Le premier décembre dernier, à propos de la campagne présidentielle américaine qui a vu l’élection de Trump, a paru dans Libération, un article de Michaël Foessel, professeur de philosophie à l’École polytechnique, « Après la vérité ? » (qui a été mis à jour le 17 janvier 2017). Cet article peut se résumer à son chapeau : « Si la politique est entrée, avec Trump, dans l’ère de la téléréalité, cela ne signifie pas que la vérité constitue un bon critère pour évaluer la santé d’une démocratie. » Son contenu montre la confusion qui règne sur ces questions dans les plus hautes sphères académiques (j’ai déjà analysé l’opposition entre Laugier et Engel), confusion qui aurait plutôt tendance à excuser, comme je le disais, les errements des politiciens.
L’article de Foessel commence doucement, mais il met déjà la puce à l’oreille :
« On parle beaucoup ces temps-ci du divorce entre la politique et la vérité, le plus souvent pour s’en plaindre. La post-truth politics marquerait une nouvelle étape dans l’abaissement du débat public abandonné à des démagogues indifférents aux faits et prêts à toutes les manipulations verbales pour s’attirer quelques voix supplémentaires. »
La banale réalité est plutôt que la critique de la démagogie est une thématique très ancienne. Pour une fois qu’un prof de philo ne parle pas de la Grèce antique, alors que ce serait justement approprié, on se dit que ça sent l’embrouille intello. Il va nous la jouer contre-emploi. Mais, bon, on attend de voir, c’est le jeu. Chacun rédige son intro comme il veut. Mais on s’attend quand même au pire.

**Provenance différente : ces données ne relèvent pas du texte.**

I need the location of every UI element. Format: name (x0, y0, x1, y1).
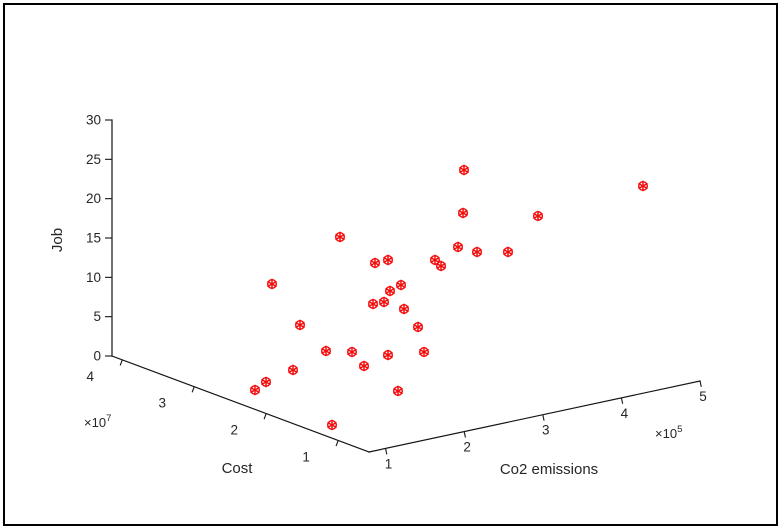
data-point-marker (429, 254, 441, 266)
data-point-marker (378, 296, 390, 308)
co2-tick-label: 4 (621, 406, 629, 421)
data-point-marker (412, 321, 424, 333)
co2-tick-labels: 1 2 3 4 5 (385, 389, 707, 471)
data-point-marker (398, 303, 410, 315)
z-tick-label: 30 (86, 113, 101, 128)
cost-axis-multiplier: ×107 (84, 413, 111, 430)
z-axis-ticks (105, 119, 112, 357)
data-point-marker (294, 319, 306, 331)
data-point-marker (532, 210, 544, 222)
co2-tick-label: 3 (542, 423, 550, 438)
data-point-marker (326, 419, 338, 431)
co2-axis-line (368, 380, 701, 453)
cost-axis-label: Cost (222, 460, 254, 477)
data-point-marker (637, 180, 649, 192)
data-point-marker (384, 285, 396, 297)
data-point-marker (395, 279, 407, 291)
data-point-marker (249, 384, 261, 396)
data-point-marker (502, 246, 514, 258)
data-point-marker (452, 241, 464, 253)
scatter-points (249, 164, 649, 431)
data-point-marker (382, 349, 394, 361)
cost-axis-line (111, 355, 370, 453)
z-tick-label: 25 (86, 152, 101, 167)
z-tick-label: 0 (93, 349, 101, 364)
co2-axis-multiplier: ×105 (655, 424, 682, 441)
data-point-marker (471, 246, 483, 258)
co2-tick-label: 2 (463, 440, 471, 455)
axis-lines (111, 119, 701, 453)
data-point-marker (266, 278, 278, 290)
data-point-marker (358, 360, 370, 372)
co2-axis-ticks (385, 380, 702, 455)
co2-tick-label: 1 (385, 456, 393, 471)
data-point-marker (435, 260, 447, 272)
data-point-marker (458, 164, 470, 176)
z-tick-label: 5 (93, 309, 101, 324)
co2-tick-label: 5 (699, 389, 707, 404)
data-point-marker (369, 257, 381, 269)
data-point-marker (287, 364, 299, 376)
z-tick-label: 10 (86, 270, 101, 285)
cost-tick-labels: 4 3 2 1 (87, 369, 310, 465)
data-point-marker (382, 254, 394, 266)
data-point-marker (392, 385, 404, 397)
cost-tick-label: 3 (158, 396, 166, 411)
z-axis-label: Job (49, 228, 66, 252)
data-point-marker (346, 346, 358, 358)
cost-tick-label: 4 (87, 369, 95, 384)
z-tick-labels: 0 5 10 15 20 25 30 (86, 113, 101, 364)
data-point-marker (367, 298, 379, 310)
cost-tick-label: 2 (230, 423, 238, 438)
data-point-marker (334, 231, 346, 243)
data-point-marker (418, 346, 430, 358)
data-point-marker (260, 376, 272, 388)
data-point-marker (457, 207, 469, 219)
cost-tick-label: 1 (302, 449, 310, 464)
data-point-marker (320, 345, 332, 357)
z-tick-label: 20 (86, 191, 101, 206)
cost-axis-ticks (119, 359, 339, 447)
co2-axis-label: Co2 emissions (500, 461, 598, 478)
z-tick-label: 15 (86, 231, 101, 246)
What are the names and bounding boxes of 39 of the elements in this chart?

Comme l’indique la formule connue sur « l’abaissement du débat public », les démagogues n’ont jamais eu bonne presse (puisque l’instrument des démagos est justement la mauvaise presse) et il existe bien un idéal de sincérité des comptes, quoique très théorique de la part des politiciens. C’est plutôt de cela qu’il faudrait partir pour ne pas dire complètement n’importe quoi. Les fake news ont une longue histoire, comme le rappelait Robert Darnton : « On retrouve tout au long de l’histoire l’équivalent de l’épidémie actuelle de « fake news » » (Le Monde, 20 février 2017).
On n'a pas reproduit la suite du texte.